This summer I began my lengthy STEP Project, with the ultimate goal of purchasing and learning how to play the cello. My interest in music began at a young age when my father played guitar for my brother and I. We soon learned to play instruments of our own, and have carried that musical curiosity with us throughout our whole lives. My interest in the cello began more recently, when my grandmother purchased a cello of her own and began taking lessons. I wanted to have an instrument in common with her, as I had learned to play the banjo with my grandfather several years earlier. My grandmother has been incredibly helpful and encouraging as I worked to learn this instrument that is so unlike any other instrument that I have ever played before.
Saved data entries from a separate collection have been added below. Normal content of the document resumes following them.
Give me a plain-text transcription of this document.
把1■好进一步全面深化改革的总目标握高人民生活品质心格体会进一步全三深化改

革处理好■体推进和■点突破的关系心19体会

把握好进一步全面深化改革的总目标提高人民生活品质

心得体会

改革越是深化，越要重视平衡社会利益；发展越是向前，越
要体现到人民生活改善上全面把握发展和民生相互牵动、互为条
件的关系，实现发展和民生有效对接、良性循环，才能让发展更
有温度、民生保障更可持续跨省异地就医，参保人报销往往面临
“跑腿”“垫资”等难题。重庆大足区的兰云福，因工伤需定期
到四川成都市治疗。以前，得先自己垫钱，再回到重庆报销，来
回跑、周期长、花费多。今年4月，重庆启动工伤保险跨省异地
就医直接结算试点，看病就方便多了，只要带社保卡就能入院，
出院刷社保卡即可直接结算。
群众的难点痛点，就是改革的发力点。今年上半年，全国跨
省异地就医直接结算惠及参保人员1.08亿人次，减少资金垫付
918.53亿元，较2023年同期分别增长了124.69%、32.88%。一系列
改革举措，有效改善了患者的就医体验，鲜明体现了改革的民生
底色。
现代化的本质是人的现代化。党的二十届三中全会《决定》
The STEP Experience that I chose to participate in is Artistic and Creative Endeavors. The academic component and preparation for my STEP Experience was my background with music. I have formal instruction in piano and trumpet, and I will enroll in a music class to develop a more complete understanding of music theory. Also, I have taught myself to play the banjo, melodica, and bass guitar. This knowledge of instruments and music theory has greatly benefited me in attaining my goal of learning to play the cello. In developing my proposal, I consulted with my grandmother, who has purchased a cello and learned to play the instrument, so I had a good understanding of what to expect when purchasing and learning to play a cello of my own.
After a good deal of shopping around, I finally purchased my cello on June 30, 2015. The store was called Studio Strings, and I was shown dozens of cellos that were all very near to my price-range. One of the owners played each cello in order to help me narrow down my choices, and then handed me a bow. At this point, I was given my first lesson: how to correctly hold the bow. This is much more difficult than it looks, and was one problem that I did not imagine when planning my STEP Proposal! When I finally had the bow in my hand correctly (it would take me several more weeks to get the hang of), I played my first note on a cello. The instrument produced a fairly weak sound, and probably didn’t sound very good, but I was immediately hooked!
It was exactly two weeks later that I took my first lesson from my cello teacher. In those two weeks I played my cello almost constantly, which turned out to be not a great idea. The amount of “structural” changes that my teacher told me I needed to change was amazing. The entire right side of my body was too tense while playing, the cello was sitting too low and was off-center, the bow was not being dragged across the strings in a straight line, and my thumb was constantly pressed flat across the back of the cello’s neck. During the first lesson my teacher placed thin tape over the neck to indicate where my fingers needed to press for each note, and I was also forbidden to play the cello with the bow for the week. Instead, I practiced placing my left hand correctly and plucked the strings: a style called pizzicato.
Over my next several lessons, I learned how to correctly play with the bow (undoing all of the damage that I had done by trying to learn on my own) by playing in front of a mirror and watching the angle of the bow on each string. I also slowly learned to read music, which was my biggest concern about learning to play the cello. I was already able to read music, as I had played piano and trumpet for years, but reading music in the context of a stringed instrument posed an interesting challenge. I quickly learned which fingers needed to go to each position in order to make each note, but still have trouble sometimes associating each position with the note name instead of simply recognizing its note on the page. As I get into more complex works, this understanding will be crucial to my continued success.
My understanding of music theory helped me immensely when I first began. My teacher did not have to walk through explanations of note-lengths, rests, key signatures, or other music notation, which allowed us to focus solely on creating the best sound possible through my instrument. I know that I still have much to work on, but I am very happy with the progress I have made thus far. I’m looking forward to many more lessons in the future, and eventually performances. I will post more information about my STEP Project as it leads up to my presentation at the STEP Expo in autumn semester of 2016.